The first pitch is reachy and probably harder than 5.8 if you aren't tall.
The first pitch seemed a little spooky on lead (I haven't lead much trad slab), but the second was more comfortable to me - like the Eldo climbing I'm used to.
From: La Mesa, CA
Apr 20, 2009
rating: 5.9 5c 17 VI 17 HVS 5a
|I thought the crux of this this was harder than Crooked Cross. The second pitch is short but fun and worthwhile if already there.|
By George Bracksieck
Jun 8, 2015
rating: 5.10 6b 20 VII- 19 E2 5b
I think this is at least 5.10. I'm ~5'8" and could have reached a key hold and some key finger locks from other locks in the slanting crack if I had at least another 5" of reach. I was forced to make difficult, awkward cranks off of poor fingertip positions with no feet.

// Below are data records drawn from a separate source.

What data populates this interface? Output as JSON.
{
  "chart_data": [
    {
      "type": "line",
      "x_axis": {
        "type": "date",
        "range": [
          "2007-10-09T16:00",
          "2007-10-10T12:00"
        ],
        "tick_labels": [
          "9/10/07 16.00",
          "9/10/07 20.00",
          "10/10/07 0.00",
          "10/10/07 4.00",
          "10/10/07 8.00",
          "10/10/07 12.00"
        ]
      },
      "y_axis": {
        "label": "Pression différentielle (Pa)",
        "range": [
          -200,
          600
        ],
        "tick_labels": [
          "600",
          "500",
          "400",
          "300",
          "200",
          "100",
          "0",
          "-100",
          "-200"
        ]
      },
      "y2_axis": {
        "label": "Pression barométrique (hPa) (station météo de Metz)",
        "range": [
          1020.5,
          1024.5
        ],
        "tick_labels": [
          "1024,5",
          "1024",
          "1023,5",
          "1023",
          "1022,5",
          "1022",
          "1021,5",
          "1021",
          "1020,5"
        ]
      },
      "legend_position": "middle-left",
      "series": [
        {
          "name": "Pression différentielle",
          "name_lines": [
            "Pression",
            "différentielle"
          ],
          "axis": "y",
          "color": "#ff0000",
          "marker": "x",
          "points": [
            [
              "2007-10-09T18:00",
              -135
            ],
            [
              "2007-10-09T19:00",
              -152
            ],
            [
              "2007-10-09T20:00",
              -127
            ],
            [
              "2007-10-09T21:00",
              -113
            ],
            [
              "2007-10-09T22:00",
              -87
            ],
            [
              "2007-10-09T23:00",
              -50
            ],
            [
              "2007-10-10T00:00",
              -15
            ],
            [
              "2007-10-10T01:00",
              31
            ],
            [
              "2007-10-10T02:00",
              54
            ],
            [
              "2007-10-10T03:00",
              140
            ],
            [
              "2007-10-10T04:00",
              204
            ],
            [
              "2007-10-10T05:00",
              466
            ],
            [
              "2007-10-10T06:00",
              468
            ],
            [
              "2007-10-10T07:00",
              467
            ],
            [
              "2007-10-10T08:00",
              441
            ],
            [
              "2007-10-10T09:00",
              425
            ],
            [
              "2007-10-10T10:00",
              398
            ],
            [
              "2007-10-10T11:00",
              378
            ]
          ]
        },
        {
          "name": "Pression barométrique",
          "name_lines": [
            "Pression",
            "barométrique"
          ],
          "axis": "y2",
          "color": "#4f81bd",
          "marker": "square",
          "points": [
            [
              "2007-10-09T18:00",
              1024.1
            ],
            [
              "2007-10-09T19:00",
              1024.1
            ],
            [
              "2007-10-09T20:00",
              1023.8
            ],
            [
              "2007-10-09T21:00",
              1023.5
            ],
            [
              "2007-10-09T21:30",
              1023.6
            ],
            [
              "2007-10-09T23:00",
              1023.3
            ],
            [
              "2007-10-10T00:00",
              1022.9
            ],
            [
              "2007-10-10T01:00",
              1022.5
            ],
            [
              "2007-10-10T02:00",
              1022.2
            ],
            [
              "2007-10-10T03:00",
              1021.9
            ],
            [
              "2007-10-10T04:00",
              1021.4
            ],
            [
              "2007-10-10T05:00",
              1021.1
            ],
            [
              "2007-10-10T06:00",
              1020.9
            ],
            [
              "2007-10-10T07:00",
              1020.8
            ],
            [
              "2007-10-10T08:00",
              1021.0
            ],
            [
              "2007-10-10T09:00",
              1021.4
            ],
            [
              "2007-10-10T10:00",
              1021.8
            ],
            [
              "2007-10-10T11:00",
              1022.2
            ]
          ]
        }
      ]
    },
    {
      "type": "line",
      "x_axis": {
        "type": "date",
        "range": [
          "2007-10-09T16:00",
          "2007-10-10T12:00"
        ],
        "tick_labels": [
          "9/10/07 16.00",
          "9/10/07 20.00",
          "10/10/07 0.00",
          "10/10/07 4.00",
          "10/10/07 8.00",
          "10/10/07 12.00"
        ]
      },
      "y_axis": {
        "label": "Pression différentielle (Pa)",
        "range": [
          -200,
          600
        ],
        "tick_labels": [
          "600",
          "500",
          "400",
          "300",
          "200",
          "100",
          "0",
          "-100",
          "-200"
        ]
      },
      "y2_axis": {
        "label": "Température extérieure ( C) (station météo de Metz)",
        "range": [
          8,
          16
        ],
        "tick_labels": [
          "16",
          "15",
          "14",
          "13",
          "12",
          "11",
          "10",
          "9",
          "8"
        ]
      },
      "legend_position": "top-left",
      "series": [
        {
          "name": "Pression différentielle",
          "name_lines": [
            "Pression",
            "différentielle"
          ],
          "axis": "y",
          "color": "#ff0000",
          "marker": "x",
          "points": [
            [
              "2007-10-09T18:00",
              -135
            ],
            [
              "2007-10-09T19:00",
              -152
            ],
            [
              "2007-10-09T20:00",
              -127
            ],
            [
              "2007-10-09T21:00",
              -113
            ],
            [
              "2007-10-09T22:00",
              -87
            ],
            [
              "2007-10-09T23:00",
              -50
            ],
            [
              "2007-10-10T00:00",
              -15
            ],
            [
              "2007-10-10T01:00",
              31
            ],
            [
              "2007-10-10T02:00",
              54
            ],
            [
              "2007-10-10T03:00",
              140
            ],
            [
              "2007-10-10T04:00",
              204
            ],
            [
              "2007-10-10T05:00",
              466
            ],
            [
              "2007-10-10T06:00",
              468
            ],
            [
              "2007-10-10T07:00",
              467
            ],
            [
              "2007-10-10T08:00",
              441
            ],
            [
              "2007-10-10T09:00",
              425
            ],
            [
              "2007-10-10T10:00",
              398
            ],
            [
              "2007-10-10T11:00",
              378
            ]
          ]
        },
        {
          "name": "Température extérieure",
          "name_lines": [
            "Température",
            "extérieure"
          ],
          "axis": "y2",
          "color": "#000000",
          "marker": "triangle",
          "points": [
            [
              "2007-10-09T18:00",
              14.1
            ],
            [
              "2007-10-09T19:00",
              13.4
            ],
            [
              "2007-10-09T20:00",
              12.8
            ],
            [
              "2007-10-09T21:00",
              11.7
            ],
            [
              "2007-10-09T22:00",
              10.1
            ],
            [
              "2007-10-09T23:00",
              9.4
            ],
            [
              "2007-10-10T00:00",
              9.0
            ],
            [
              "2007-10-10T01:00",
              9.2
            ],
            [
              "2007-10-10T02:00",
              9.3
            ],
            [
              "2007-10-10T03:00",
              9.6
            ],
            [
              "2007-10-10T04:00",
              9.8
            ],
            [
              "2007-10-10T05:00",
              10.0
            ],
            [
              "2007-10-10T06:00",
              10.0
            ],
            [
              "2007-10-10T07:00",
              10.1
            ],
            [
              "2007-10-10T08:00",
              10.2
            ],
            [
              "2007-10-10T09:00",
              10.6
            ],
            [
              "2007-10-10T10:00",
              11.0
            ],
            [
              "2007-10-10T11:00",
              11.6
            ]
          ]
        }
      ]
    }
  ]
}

About an hour before, I toproped Think Tank (11a) at the Vrain Trust, on the tier above. The Vrain Dead crux is a move similar to the Think Tank crux a LONG reach off of a positive finger lock to a prominent rounded hold up on the right AND eventually standing up on that hold with your right foot. The crux sequence of each route also felt the same in difficulty. Said prominent rounded hold is the only real hold to be found to the right, along the slanting crack of Vrain Dead.